Saturday 5 December 2009

The carbon-cutting crew's faulty logic

If localism is a cure for climate change then the assumptions that the scientific consensus rests upon are wrong

Tim Worstall
guardian.co.uk, Friday 4 December 2009 18.00 GMT

I've a small confession to make and where better to make it than here? I'm one of those classical liberal types with the libertarian mindset that sees the carbon-cutters as, in general, authoritarian, super-statist, quasi-socialist conspirators intent on bossing people around and interfering with their lives and liberties. Having confessed, I'm now going to prove that it's true, that it's not just my belief but a true reflection of the world.
We're all entirely familiar with the usual puffery that infests the pages of every newspaper across the land. Everybody from Greenpeace to the Green party via Friends of the Earth, the Sustainable Development Commission, Plane Stupid, WWF and the tail-end of the whole alphabet soup tells us that the solution to climate change lies in localism.
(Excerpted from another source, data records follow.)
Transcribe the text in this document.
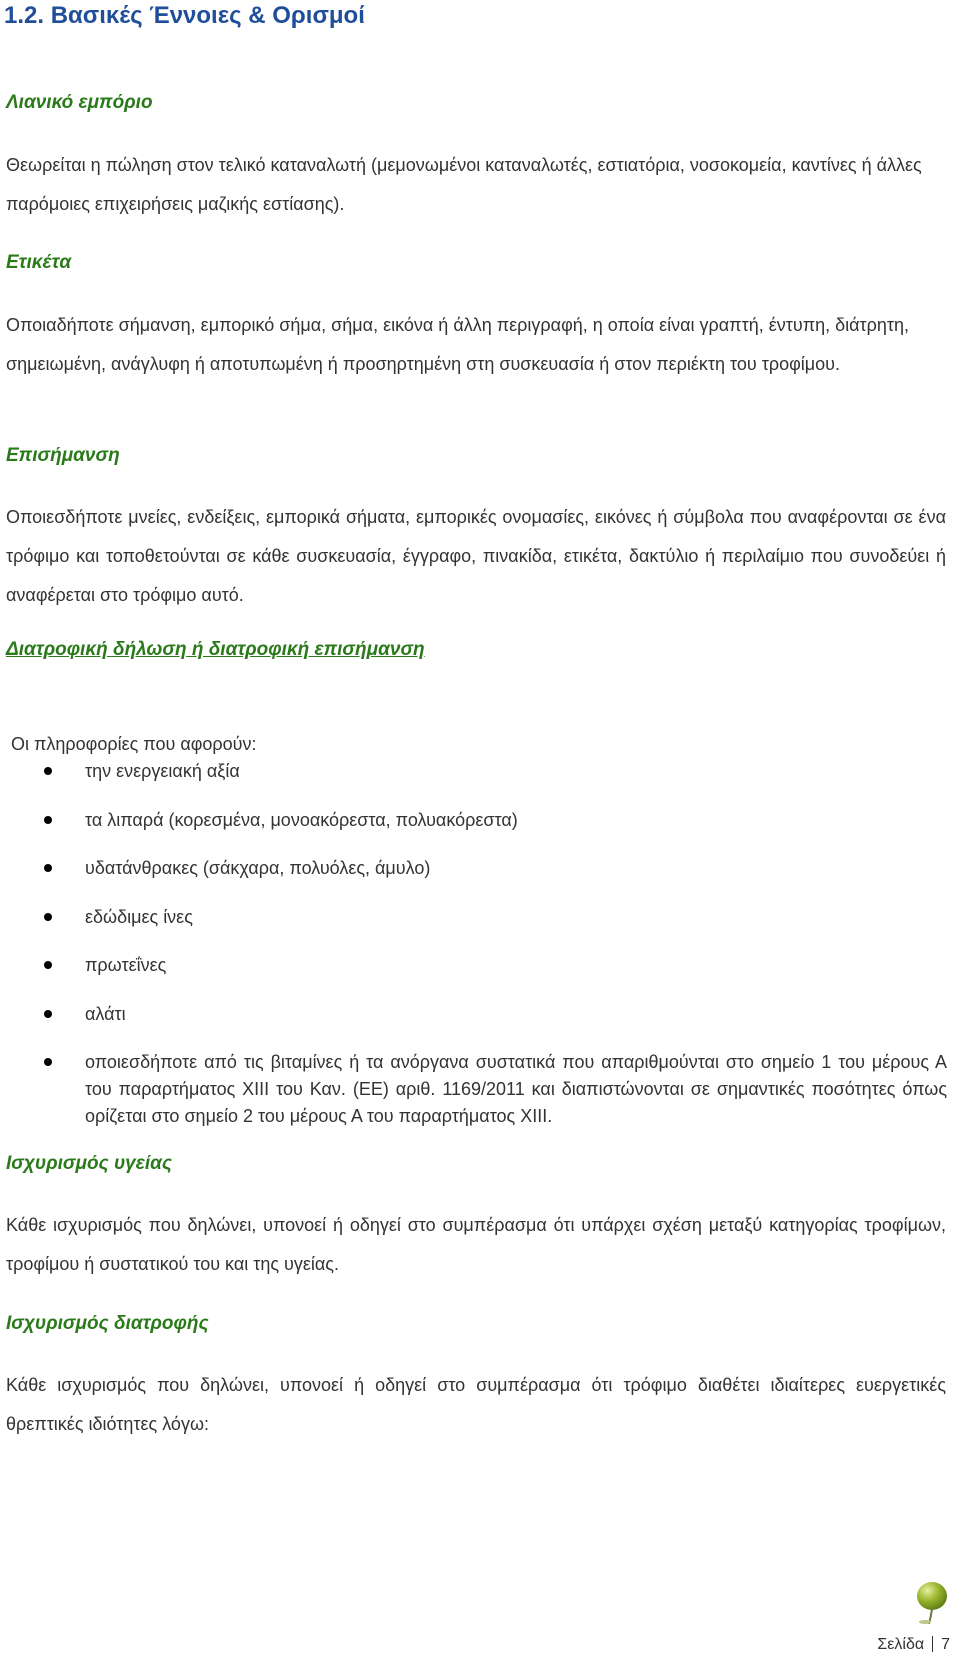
1.2. Βασικές Έννοιες & Ορισμοί
Λιανικό εμπόριο

Θεωρείται η πώληση στον τελικό καταναλωτή (μεμονωμένοι καταναλωτές, εστιατόρια, νοσοκομεία, καντίνες ή άλλες παρόμοιες επιχειρήσεις μαζικής εστίασης).

Ετικέτα

Οποιαδήποτε σήμανση, εμπορικό σήμα, σήμα, εικόνα ή άλλη περιγραφή, η οποία είναι γραπτή, έντυπη, διάτρητη, σημειωμένη, ανάγλυφη ή αποτυπωμένη ή προσηρτημένη στη συσκευασία ή στον περιέκτη του τροφίμου.

Επισήμανση

Οποιεσδήποτε μνείες, ενδείξεις, εμπορικά σήματα, εμπορικές ονομασίες, εικόνες ή σύμβολα που αναφέρονται σε ένα τρόφιμο και τοποθετούνται σε κάθε συσκευασία, έγγραφο, πινακίδα, ετικέτα, δακτύλιο ή περιλαίμιο που συνοδεύει ή αναφέρεται στο τρόφιμο αυτό.

Διατροφική δήλωση ή διατροφική επισήμανση

Οι πληροφορίες που αφορούν:

την ενεργειακή αξία
τα λιπαρά (κορεσμένα, μονοακόρεστα, πολυακόρεστα)
υδατάνθρακες (σάκχαρα, πολυόλες, άμυλο)
εδώδιμες ίνες
πρωτεΐνες
αλάτι
οποιεσδήποτε από τις βιταμίνες ή τα ανόργανα συστατικά που απαριθμούνται στο σημείο 1 του μέρους Α του παραρτήματος XIII του Καν. (ΕΕ) αριθ. 1169/2011 και διαπιστώνονται σε σημαντικές ποσότητες όπως ορίζεται στο σημείο 2 του μέρους Α του παραρτήματος XIII.
Ισχυρισμός υγείας

Κάθε ισχυρισμός που δηλώνει, υπονοεί ή οδηγεί στο συμπέρασμα ότι υπάρχει σχέση μεταξύ κατηγορίας τροφίμων, τροφίμου ή συστατικού του και της υγείας.

Ισχυρισμός διατροφής

Κάθε ισχυρισμός που δηλώνει, υπονοεί ή οδηγεί στο συμπέρασμα ότι τρόφιμο διαθέτει ιδιαίτερες ευεργετικές θρεπτικές ιδιότητες λόγω:

Σελίδα 7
We shouldn't eat from outside our bio-region, economies should be regional or smaller, what trade there is should be within Polanyi's mutual networks rather than around the world and, well, in general, we've got to reverse this horrible, nasty globalisation thing. What we're less familiar with is that they're all, on this particular point, wrong: provably so.
Let us move to the scientific consensus, shall we? Yes, those reports from the Intergovernmental Panel on Climate Change (IPCC) that tell us all about climate change. They are of course based upon economic models: they have to be. For without an economic model, we can't think about how many people there are going to be, how rich they'll be, which technologies they'll be using and thus what emissions will be. If we don't know what emissions are going to be then we cannot run a climate model, can we? Good, these economic models are the Special Report on Emissions Scenarios (SRES).
There are forty scenarios grouped into four families. Each family is an economic model, a scenario is a technological path within that model. As a reasonable thumb sketch the families are A1 (globalised capitalism), A2 (local or regionalised capitalism), B1 (globalised Kumbaya*) and B2 (local or regionalised Kumbaya).
Whether you prefer the forced communalism of the campfire singsong over the red in tooth and claw of wealth creation is up to you: apply your moral principles as you wish. But have a look at Table 5-1 in chapter 5. You will see that capitalism produces more emissions than Kumbaya, yes: but you'll also see that globalisation produces fewer than a localised and regionalised world: definitely so in the B families, potentially so in the A. If you read the storylines, you will see as well that globalisation both times produces a smaller population and both times a larger world economy.
Please do note that this is the scientific consensus. These are the models that the whole cloth of the IPCC is made up of. You cannot reject these basic building blocks without rejecting everything which is built upon them: which of course means that if you reject them then you reject the IPCC reports, Al Gore's film, all the proof we have of climate change and the Kyoto and Copenhagen treaties.
Globalisation, whether we go for capitalism or caring and sharing, gives us fewer, richer people with less damage to the environment as a result of having fewer emissions, than not globalisation. So those telling us that localism, regionalisation, are a cure for climate change are clearly ignoring, ignorant of or lying about the scientific consensus.
Or, of course, they could just be authoritarian, super-statist, quasi-socialist conspirators intent on bossing people around and interfering with their lives and liberties and using any damn excuse to do so. Which is about where we came in wasn't it?
* Kumbaya here standing for a more caring and sharing approach than capitalism, one concerned more with the distribution than creation of wealth.